I don’t want to write the words feature set for what we’re going to talk about today. But the words keep jumping into my mouth, or, um, into my fingers, since I’m typing and all.
Feature set is the term I use, but it’s a bad term, focussing on the wrong aspect of the app. People don’t care about features, they care about what apps do for them. Feature set obscures utility. Going too far the other way, being vague about dreams, or something is probably worse.
Every app or service can be summed up briefly. Don’t shy away from that description. You could, potentially, take over a whole industry if your phrase is broad enough.
Let’s go through a few examples.
LinkedIn is a public spot for your resume. (Or a vector for spam from LinkedIn.) Stackoverflow lets programmers ask technical questions and get technical answers. Netflix lets you watch (old) TV shows and movies whenever you want without commercials. Word lets you write documents of any kind and see what it will look like. PowerPoint lets you create slides for presentations.
You get the idea.
A lot of “features” drop out of those pithy descriptions.
It’s a useful exercise, not only right now. As the app gets developed for the first time and ships, this pithy phrase can clarify why something is in the app, or how the app should do something. It will provide focus in arguments about how a feature should work. And there will be arguments about how a feature will work. Even if there is just one person writing it.
So, what’s the pithy phrase for Project Kapowski?
Kapowski lets you see photos as you transform your body.
Not bad. Ten-ish words. I mentioned earlier that photos were the main indicator of progress that Kapowski would track.

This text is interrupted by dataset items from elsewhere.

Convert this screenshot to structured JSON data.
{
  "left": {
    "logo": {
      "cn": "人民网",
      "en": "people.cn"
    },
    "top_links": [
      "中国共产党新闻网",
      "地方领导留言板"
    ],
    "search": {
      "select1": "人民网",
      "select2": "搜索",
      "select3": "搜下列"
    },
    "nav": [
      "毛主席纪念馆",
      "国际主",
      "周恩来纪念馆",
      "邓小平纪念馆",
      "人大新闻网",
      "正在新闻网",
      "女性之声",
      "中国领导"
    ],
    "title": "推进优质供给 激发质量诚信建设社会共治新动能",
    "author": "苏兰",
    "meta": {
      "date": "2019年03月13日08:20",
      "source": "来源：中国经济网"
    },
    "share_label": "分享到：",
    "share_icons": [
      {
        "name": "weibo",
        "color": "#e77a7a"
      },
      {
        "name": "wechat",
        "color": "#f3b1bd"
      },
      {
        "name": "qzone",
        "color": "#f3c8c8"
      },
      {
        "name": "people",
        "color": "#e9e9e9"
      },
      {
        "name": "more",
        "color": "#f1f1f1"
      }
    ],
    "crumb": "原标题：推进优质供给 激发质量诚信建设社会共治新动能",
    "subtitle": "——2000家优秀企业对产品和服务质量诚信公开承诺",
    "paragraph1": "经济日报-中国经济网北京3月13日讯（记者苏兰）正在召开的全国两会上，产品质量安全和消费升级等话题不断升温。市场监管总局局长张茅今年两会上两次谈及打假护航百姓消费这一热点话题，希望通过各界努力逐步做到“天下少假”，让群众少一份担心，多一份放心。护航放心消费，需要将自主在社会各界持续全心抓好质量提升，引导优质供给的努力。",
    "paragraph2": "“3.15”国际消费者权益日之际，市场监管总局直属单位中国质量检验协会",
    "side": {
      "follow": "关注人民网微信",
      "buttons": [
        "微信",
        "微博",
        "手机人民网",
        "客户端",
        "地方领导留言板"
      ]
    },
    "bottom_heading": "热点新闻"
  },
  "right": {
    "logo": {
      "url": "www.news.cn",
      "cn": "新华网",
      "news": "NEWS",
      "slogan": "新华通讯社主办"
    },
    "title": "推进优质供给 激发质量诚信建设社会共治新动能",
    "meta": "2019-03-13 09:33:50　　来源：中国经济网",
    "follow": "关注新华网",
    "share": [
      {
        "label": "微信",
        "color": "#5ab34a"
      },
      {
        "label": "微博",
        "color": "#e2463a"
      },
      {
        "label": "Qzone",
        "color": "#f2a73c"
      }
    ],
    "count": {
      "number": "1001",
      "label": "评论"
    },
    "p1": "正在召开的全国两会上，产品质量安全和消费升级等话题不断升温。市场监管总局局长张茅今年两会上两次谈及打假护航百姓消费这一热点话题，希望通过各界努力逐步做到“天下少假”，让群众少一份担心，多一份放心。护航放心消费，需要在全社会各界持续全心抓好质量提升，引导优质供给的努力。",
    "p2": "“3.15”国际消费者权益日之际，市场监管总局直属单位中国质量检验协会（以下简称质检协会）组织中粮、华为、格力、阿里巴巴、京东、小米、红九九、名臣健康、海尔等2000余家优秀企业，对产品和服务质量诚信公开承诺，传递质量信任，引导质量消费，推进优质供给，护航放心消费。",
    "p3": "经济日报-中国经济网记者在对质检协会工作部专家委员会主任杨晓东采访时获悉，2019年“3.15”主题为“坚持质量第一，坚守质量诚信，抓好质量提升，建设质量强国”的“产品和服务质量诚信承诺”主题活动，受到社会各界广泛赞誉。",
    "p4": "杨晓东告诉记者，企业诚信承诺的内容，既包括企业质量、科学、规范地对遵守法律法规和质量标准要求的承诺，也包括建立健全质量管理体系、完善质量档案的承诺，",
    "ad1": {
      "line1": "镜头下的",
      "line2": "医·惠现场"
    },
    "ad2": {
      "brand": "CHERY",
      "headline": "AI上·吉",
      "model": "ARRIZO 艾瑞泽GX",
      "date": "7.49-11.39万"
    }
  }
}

What “features” drop out of that phrase?
- Take photos of yourself;
- Save your weight and photos at a point in time;
- View and manage the above entries;
- Provide a summary of progress so far.
There’s nothing really unique about this description, though is it? This could be any app that does the same thing.
Go back to my examples and we can say the same thing about those descriptions. They’re bland, right? My description for Netflix describes any number of streaming video services, for example. Nothing about my description of Word is unique to Word; Google Docs does the same thing (right? I don’t use it.)
So what makes Netflix synonymous with streaming video? Or Word with documents? Excel with lists of all the things in an office?
I’d argue it’s because they are awesome at that bland statement. Netflix has so many titles you’ll never watch them all; it’s very affordable. Netflix has its content inside ISPs to reduce latency. Videos start playing right away. There are no obvious animations or superfluous taps between me and my show. It remembers where I left off across devices. I can’t recall a time when a show stopped playing because of buffering. All of that stuff just works, all the time.
That’s an incredible amount of work, all engineered so that you don’t notice it.
Being awesome at your pithy statement is definitely about the sum of all details in your app. That’s the best differentiator.
That’s what we’ll, hopefully, see in Kapowski. Next we’re on to wireframes.